Case Histories

(Inlet Relocation)  (Reservoir Clean-up)


Inlet Relocation
In New Hanover County, North Carolina, the Mason Inlet, which separated Figure Eight Island from Wrightsville Beach, had migrated over a half-mile south and threatened property on Wrightsville Beach, only a thin line of sandbags and tubes holding the inlet back from Shell Island Resort.

Objectives:
relocate the inlet to its previous location, 3,000 feet to the north.
improve water quality via increased flushing of the Intracoastal Waterway and other inland waters;
provide sand to renourish the 10,000 feet of Figure Eight Beach recreation area.

Obstacles:
Dredging could only be done between November 15 and March 31, a deadline set by the Army Corps of Engineers to protect nesting sea turtles. Southwind Construction was able to begin construction December 27, 2001.

Operations & Results:
Southwind first erected 7-foot sand “geotubes” on a sand spit for a 700- by 250-foot stockpile area to hold 260,000 cubic yards of sand.
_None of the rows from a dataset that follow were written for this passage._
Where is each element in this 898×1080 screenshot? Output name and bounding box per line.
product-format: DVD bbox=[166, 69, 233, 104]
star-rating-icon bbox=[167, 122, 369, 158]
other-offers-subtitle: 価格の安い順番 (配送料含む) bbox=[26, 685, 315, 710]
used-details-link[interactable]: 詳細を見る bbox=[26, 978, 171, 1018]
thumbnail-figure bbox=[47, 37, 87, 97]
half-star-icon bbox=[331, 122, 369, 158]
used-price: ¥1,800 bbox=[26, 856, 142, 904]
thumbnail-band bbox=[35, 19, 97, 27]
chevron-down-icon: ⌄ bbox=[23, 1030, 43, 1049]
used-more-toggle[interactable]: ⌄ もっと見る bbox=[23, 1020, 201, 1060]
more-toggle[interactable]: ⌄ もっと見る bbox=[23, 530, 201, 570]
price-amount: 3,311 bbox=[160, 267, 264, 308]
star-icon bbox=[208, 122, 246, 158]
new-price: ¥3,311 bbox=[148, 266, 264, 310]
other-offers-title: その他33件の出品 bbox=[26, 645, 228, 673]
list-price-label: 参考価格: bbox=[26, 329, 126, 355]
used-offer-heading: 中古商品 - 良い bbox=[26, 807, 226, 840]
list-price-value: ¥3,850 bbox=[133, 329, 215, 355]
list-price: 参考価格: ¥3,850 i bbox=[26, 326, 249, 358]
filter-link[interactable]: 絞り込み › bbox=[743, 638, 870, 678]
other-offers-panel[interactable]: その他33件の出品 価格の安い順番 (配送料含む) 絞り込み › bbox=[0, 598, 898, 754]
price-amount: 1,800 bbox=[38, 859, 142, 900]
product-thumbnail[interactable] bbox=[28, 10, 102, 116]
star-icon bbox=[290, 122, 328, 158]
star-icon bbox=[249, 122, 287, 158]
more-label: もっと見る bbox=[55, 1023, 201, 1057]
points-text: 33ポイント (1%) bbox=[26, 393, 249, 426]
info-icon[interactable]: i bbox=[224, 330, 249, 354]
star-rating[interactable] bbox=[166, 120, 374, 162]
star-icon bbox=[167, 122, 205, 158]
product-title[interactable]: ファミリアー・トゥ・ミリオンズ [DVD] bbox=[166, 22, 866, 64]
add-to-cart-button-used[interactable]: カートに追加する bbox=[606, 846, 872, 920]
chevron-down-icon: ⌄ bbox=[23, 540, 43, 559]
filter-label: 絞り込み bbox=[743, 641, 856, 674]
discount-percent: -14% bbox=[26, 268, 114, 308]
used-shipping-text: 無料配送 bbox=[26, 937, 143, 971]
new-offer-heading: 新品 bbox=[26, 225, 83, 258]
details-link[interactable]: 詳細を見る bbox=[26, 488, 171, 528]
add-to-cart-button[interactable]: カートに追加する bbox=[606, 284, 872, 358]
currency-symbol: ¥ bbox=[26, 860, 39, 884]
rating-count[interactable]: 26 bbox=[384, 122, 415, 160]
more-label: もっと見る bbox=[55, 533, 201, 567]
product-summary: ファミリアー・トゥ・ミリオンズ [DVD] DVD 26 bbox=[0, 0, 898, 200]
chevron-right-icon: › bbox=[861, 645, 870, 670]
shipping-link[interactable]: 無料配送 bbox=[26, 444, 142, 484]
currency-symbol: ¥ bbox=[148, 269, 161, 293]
This sand was dredged from the New Mason Inlet and would be used to fill in the old inlet.
A second dredge sprayed sand from the new inlet channel directly onto Figure Eight Island’s beach to rebuild 10,000 feet of eroded beach
By mid-March, two "plugs" were removed; one “plug” between the Atlantic Ocean and Mason Creek, the other “plug” between Mason Creek and the Intracoastal Waterway. This formed the New Mason Inlet.
March 20, Southwind bulldozed sand from the stockpile area into the old inlet, filling the channel.